Rula made a face. “I’ll never forget the feeling. It was all entangled in my hair.”
“And it whispered, ‘Ash on his shirt,’ in your ear?”
“If I even heard it correctly.”
“We’re going to assume you did. And we’re going to figure out what it means,” Rob said firmly.
“You mean, dig in the dustbin?”
“That, and burned-out buildings and fireplaces and wherever and whatever we can think of. Maybe starting here.”
He got up, knelt by the fireplace and shuffled through the ashes, turned, and shrugged. “Just a thought.”
Mirya handed him a rag. “The Vraq have operated solely on instinct for as long as they have banded together,” she said to Rula. “This wasn’t so when I was young. There was no one. Now, there is individual and collective power. There is community, family. And there is a mission—to rid the world of vampires.”

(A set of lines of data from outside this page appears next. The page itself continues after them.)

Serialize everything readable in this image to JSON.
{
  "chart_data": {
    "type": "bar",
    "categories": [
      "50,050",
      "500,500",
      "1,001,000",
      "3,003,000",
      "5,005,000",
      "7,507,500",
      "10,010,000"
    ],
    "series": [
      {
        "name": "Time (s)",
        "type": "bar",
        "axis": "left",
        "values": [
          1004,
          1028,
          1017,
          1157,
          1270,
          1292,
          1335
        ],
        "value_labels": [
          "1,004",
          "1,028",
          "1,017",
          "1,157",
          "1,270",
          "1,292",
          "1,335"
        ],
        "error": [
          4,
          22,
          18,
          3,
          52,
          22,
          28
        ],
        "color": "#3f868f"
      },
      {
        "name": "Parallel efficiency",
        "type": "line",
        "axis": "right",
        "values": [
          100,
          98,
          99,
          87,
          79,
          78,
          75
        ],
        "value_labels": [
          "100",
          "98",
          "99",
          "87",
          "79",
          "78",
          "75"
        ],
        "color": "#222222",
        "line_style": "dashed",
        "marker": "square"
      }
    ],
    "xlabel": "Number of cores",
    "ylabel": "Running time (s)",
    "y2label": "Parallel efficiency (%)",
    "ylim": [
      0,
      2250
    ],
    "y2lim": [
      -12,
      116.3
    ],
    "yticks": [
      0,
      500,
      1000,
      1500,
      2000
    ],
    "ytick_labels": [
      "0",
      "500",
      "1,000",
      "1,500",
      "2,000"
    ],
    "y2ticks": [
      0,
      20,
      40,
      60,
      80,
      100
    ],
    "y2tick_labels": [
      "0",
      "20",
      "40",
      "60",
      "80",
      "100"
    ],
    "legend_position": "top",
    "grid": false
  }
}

“Even though their existence goes beyond human knowing,” Rob added. “But there will always be Vraq, living in tandem with vampires, in a world beyond our imagining, in a time beyond the night.”
“We will win,” Mirya said fiercely. “And we will wipe the vampire off the face of the earth.”
“We protect each other,” Rob added. “But that means we do what’s necessary when necessary. Which means when you join us, you’ll have made that ultimate decision.”
Rula didn’t dispute his reasoning. She’d felt violent toward Renk. She could have attacked him. Killed him, even. But would she have?
She still hadn’t touched her soup, or the bread. She tore off a piece, dipped it in the lukewarm soup, and took a bite. No better or worse than anything else Mirya had ever cooked, but Rula was surprised to find she was hungry.